明らかに滲み出た動揺に驚いたのはわたしの方だった。雪音の、まるで自分自身が傷付いたかのような表情――
いまどんな顔をしたのか、鏡で見たかのように焦る雪音。見られたくないものを見せてしまった後悔からか、再び背を向け走り出す。
「待って雪音! 走ったら危ないわ!」
「ついてこないで!」
雑踏の中で必死に追った。どうしてかこのまま雪音が消えてしまいそうな気がして――嫌な予感がした。心臓がひときわ大きく跳ねたそのとき、赤信号のまま横断歩道に突っ込もうとする雪音の姿が見えたのだ。急ブレーキを踏んだ車が真近に迫り、わたしは渾身の力を振り絞って雪音を引き戻す。
「きゃあああっ!!」
信号待ちをしていた人達から悲鳴があがって辺りが騒然となる。
接触しそうになった車をかろうじて避けると、怒ったようにクラクションを鳴らして去って行く。
雪音を思いきり抱き寄せたはずみで転倒し、コンクリートに叩きつけられたわたしは鼓動が収まらなかった。

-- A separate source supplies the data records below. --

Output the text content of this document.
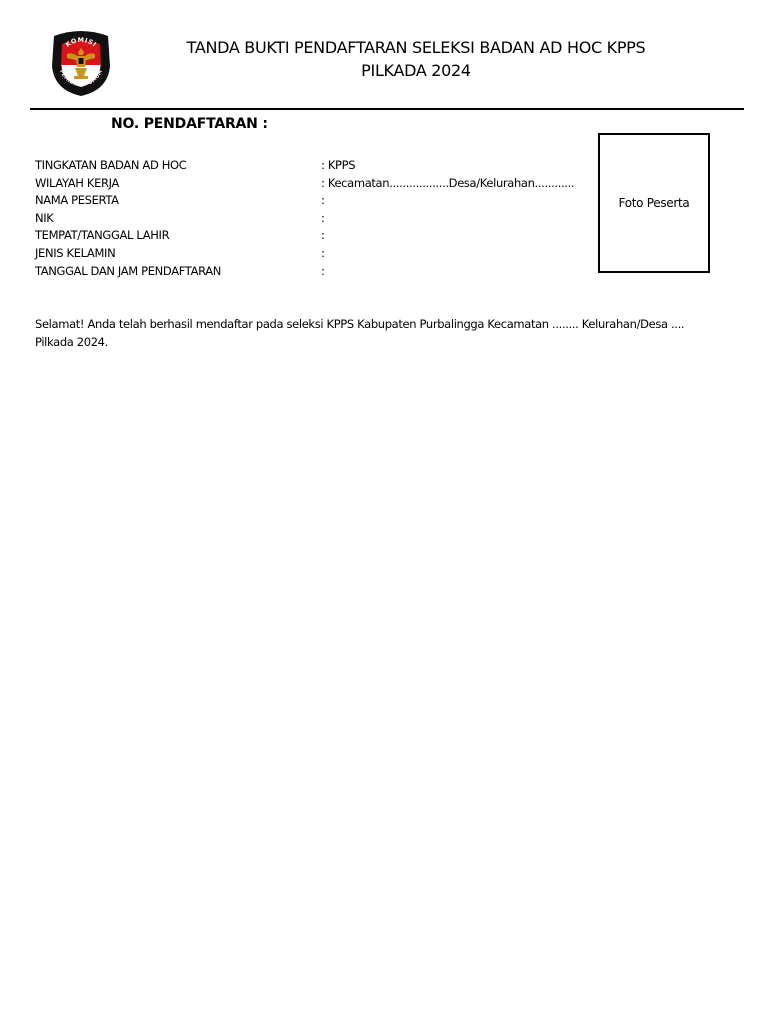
KOMISI
PEMILIHAN UMUM
TANDA BUKTI PENDAFTARAN SELEKSI BADAN AD HOC KPPS
PILKADA 2024
NO. PENDAFTARAN :
TINGKATAN BADAN AD HOC	: KPPS
WILAYAH KERJA	: Kecamatan..................Desa/Kelurahan............
NAMA PESERTA	:
NIK	:
TEMPAT/TANGGAL LAHIR	:
JENIS KELAMIN	:
TANGGAL DAN JAM PENDAFTARAN	:
Foto Peserta
Selamat! Anda telah berhasil mendaftar pada seleksi KPPS Kabupaten Purbalingga Kecamatan ........ Kelurahan/Desa ....
Pilkada 2024.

あと少し、タイミングが遅かったらと思うと心臓が別の生き物のように暴れ出すのだ。
「い、た……」
呻き声を漏らした背中に手を回し、無事を確認するようにさすると雪音は飛び退いた。
咄嗟に庇った形のまま地面に倒れていたわたしを恐怖で引き攣った目で見ている。
ガクガク足を震わせる雪音を安心させようとゆっくり起き上がった。
「っ、大丈夫だよ。もう怖くない」
幸い、お互い軽傷だったと悟ったわたしは一気に体の力が抜けた。とたんに緊張の糸が切れて、涙が零れた。雪音が無事だ。自分も生きてる。もう少しで大切なひとを失うところだった。もう少しで加瀬を――大切なひとを悲しませるところだった。
「よかった。何も失わずに、済んで」
気付けば加瀬と同じことを口にしていた。溺れかけたわたしを助けたとき、加瀬はこんな気持ちだったのだろうか? 抱きしめられた腕の力強さが、掠れた声の弱々しさがリアルに蘇り、目眩がする。今とてもあなたに会いたい――
『玲菜』
名前を呼ばれた気がして振り向いた。そこにいるはずのない、愛しい姿を心に描く。
ああ、そうか。離れていても守られてるんだ。ひとりでいてもひとりじゃない。加瀬が側にいる。
呆然とする雪音を前に沈黙が流れた。そうしている間に周囲の人が集まってくる。「早く病院へ」――慌ただしく変わる景色の中で、わたしは確かなものを感じていた。